The company will concentrate its business on Linux and open-source activities as well as on its identity and resource management operations.
Under pressure from stockholders for months to move decisively, Novell finally did just that by announcing a restructuring that will save $110 million, but will also result in laying off 600 employees and the likely spin off off its Celerant consulting subsidiary.

The changes were expected.

The firm said it will concentrate its business on its Linux and open source activities as well as on its identity and resource management operations. The company said also that the restructuring plan will result in a charge between $30-35 million in its fourth fiscal quarter that ended Monday.

"This cost restructuring initiative is part of the comprehensive transformation of Novell's business that the management team has been designing and implementing over the past year," said Novell's chairman and chief executive Jack Messman in a statement. "This is a decisive, yet disciplined, cost reduction action that balances the need to be fiscally prudent with the need to continually seek growth opportunities and generate long-term profitability in a highly competitive marketplace."

Some major investors had called for Messman's resignation, and while they didn't get that, they did get a new realignment of top management that has Ronald Hovespian being elevated from executive vice president to the dual posts of president and chief operating officer. Hovsepian was promoted earlier in the week.

In announcing the restructuring after the close of stock markets Tuesday, Novell said it will hire Citicorp Corporate and Investment Bank, its financial advisor, "to explore strategic alternatives for Celerant." Novell noted that it had earlier said it planned to "separate" Celerant from Novell.

The firm did not specify which of its units would be hit hardest by layoffs, but speculation and rumors, which have surrounded the firm for months, have centered on its headquarters facilities in suburban Boston and its SuSE operation in Germany as potential layoff targets. The firm said more than 10 percent of its workforce of 5,100, or about 600 employees, will lose their jobs.

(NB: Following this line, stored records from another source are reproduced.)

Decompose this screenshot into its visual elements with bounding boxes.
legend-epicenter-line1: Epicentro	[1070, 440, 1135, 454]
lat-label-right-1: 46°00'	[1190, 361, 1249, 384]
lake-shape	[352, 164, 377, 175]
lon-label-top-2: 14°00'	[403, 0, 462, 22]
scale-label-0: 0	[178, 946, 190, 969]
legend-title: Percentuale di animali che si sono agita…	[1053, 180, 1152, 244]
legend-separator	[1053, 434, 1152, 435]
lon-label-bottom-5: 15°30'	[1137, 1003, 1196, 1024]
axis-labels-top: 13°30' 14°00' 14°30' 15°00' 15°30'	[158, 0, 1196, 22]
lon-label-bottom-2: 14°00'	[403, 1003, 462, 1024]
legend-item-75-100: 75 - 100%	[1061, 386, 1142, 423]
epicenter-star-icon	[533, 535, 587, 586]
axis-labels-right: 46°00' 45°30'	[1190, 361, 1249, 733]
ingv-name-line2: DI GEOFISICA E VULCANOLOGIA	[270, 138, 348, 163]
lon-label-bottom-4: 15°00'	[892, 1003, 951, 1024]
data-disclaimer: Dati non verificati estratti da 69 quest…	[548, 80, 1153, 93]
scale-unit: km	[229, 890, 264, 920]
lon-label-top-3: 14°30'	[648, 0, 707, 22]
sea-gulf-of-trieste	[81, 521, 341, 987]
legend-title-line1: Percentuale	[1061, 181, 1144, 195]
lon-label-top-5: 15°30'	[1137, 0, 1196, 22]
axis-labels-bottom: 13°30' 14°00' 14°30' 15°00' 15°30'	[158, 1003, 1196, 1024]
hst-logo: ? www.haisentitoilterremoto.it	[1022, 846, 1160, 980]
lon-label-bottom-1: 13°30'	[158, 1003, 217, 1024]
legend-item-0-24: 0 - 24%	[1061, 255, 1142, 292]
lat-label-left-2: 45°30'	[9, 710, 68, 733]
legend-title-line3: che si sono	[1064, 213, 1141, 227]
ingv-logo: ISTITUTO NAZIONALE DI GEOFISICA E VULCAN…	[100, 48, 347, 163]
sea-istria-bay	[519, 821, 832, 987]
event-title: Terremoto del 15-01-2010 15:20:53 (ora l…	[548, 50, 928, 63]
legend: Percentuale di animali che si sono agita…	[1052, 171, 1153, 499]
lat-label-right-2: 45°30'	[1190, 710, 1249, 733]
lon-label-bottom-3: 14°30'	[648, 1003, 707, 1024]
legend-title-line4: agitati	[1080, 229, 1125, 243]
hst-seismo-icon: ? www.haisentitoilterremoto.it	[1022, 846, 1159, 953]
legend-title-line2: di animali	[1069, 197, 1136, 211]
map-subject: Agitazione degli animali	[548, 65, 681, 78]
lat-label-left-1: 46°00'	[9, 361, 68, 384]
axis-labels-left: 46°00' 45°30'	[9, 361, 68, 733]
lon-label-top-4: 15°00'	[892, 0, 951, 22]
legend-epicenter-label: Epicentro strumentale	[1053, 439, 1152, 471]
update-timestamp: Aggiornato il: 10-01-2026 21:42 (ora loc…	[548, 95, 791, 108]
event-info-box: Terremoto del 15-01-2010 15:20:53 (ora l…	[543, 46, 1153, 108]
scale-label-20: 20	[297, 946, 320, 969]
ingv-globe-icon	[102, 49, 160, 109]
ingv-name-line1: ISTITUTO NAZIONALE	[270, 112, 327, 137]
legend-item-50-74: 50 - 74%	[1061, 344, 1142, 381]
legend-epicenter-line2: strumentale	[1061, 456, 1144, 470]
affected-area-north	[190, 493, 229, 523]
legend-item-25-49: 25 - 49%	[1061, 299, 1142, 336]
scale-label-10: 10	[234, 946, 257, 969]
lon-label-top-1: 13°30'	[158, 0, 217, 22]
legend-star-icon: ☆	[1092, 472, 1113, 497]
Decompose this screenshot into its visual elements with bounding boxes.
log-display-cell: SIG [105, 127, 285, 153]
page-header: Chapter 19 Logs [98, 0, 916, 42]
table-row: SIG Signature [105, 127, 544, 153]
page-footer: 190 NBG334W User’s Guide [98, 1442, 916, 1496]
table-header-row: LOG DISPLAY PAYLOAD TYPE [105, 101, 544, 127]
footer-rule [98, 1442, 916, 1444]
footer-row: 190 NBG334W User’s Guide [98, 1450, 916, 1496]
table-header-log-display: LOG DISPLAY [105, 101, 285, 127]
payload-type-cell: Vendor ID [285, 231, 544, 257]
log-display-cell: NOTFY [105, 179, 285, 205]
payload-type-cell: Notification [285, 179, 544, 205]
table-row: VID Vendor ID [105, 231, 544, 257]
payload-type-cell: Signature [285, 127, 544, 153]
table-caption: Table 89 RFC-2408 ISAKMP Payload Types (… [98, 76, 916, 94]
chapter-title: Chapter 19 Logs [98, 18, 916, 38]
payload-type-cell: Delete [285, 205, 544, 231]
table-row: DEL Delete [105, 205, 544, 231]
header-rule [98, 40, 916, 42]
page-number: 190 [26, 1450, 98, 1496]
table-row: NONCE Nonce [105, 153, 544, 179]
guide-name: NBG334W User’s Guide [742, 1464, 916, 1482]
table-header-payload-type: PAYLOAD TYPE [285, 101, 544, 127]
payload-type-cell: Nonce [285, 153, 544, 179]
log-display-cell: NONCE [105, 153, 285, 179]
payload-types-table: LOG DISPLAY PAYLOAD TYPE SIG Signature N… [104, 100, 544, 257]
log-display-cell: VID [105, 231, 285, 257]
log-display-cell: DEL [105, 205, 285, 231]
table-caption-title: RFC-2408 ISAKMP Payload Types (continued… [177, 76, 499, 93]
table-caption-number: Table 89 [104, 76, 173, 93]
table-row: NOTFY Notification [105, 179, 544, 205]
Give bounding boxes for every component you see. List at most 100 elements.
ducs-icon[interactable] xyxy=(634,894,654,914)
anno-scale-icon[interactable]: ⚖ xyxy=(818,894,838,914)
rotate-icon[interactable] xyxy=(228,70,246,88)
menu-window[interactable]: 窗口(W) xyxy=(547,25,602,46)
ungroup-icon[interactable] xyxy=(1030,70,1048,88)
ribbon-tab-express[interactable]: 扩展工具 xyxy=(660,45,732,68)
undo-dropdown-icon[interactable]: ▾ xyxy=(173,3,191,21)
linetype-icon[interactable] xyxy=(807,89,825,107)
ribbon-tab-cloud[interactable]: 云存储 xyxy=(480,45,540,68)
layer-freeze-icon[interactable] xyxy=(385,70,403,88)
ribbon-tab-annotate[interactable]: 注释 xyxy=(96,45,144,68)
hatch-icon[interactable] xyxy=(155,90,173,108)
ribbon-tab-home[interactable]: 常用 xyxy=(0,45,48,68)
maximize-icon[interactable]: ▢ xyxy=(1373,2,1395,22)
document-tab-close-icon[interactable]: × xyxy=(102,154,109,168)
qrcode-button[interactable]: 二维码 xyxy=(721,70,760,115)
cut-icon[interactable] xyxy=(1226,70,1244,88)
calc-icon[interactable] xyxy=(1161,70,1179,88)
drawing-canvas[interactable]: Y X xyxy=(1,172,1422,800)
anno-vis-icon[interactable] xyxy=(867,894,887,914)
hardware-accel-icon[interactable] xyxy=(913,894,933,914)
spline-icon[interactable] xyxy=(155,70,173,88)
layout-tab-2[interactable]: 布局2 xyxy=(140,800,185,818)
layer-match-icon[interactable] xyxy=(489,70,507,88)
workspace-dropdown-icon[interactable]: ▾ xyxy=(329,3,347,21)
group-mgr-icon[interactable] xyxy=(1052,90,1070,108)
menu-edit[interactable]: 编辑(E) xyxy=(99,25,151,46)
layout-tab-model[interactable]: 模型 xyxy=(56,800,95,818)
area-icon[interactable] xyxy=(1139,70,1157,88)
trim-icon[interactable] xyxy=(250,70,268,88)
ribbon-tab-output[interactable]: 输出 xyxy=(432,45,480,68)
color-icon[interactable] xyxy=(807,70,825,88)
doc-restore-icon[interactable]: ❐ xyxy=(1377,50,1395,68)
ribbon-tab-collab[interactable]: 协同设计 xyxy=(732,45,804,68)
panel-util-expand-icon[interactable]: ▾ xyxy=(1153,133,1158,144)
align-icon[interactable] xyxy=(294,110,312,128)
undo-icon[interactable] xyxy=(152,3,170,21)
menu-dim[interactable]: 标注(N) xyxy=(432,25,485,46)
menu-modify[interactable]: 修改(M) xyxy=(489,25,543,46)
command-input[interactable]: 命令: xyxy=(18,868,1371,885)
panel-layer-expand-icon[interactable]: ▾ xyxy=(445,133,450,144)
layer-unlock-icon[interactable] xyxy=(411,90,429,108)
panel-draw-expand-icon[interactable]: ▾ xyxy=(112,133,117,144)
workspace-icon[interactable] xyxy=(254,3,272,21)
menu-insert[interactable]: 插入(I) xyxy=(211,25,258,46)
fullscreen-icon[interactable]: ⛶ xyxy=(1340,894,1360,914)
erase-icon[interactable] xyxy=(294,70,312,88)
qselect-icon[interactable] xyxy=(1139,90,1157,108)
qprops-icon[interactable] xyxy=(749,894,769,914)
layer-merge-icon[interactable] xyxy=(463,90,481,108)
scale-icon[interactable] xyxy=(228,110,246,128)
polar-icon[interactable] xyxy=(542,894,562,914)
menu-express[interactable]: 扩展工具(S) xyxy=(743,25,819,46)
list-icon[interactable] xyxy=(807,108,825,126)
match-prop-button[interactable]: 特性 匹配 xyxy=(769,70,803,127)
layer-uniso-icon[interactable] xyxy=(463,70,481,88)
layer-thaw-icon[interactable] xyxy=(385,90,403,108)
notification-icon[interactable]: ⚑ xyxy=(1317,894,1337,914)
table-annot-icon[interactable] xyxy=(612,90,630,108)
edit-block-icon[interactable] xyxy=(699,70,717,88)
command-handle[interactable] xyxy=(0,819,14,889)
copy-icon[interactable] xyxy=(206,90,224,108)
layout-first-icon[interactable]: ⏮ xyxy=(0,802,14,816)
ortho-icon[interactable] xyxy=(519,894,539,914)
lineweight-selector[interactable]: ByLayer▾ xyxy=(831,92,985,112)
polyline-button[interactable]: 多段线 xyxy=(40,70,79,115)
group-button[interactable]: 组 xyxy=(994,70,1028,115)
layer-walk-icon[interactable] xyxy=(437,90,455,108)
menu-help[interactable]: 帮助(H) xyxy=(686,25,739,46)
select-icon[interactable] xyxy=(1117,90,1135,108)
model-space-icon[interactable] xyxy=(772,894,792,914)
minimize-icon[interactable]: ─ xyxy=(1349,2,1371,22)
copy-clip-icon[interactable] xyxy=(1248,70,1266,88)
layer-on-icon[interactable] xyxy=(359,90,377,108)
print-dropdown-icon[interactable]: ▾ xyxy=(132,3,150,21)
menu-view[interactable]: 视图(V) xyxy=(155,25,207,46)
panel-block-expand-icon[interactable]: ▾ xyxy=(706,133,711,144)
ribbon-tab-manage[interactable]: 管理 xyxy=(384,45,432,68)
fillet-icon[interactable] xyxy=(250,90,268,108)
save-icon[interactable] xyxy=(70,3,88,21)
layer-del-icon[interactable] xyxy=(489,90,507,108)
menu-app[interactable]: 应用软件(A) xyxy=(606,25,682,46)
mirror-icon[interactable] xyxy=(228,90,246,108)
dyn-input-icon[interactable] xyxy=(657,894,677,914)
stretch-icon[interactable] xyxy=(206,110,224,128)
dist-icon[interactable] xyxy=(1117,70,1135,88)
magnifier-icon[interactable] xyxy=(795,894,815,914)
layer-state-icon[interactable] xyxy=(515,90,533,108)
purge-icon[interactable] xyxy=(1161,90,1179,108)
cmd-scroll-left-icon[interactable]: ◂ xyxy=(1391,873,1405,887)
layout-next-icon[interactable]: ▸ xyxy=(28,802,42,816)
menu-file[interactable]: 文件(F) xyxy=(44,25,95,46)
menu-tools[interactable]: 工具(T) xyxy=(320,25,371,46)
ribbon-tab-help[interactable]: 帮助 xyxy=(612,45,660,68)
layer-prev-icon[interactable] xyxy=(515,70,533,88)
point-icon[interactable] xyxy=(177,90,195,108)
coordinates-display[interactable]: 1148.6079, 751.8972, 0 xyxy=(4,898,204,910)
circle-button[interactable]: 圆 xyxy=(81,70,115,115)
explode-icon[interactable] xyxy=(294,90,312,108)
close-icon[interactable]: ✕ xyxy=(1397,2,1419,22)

Novell has had a long and sometimes tortured history. Initially it battled Microsoft head-to-head sending its Netware, WordPerfect, and UnixWare products into battle with the software colossus. When that battle was lost, Novell placed its bets on its open-source software effort. The company indicated that in addition to open source, its identity unit will receive special attention as the restructuring is implemented.

While Novell has been struggling to integrate SuSE Linux into its mainstream effort and to sell it to its customers, the firm has said it is turning the corner on the product and is on the way to making it successful.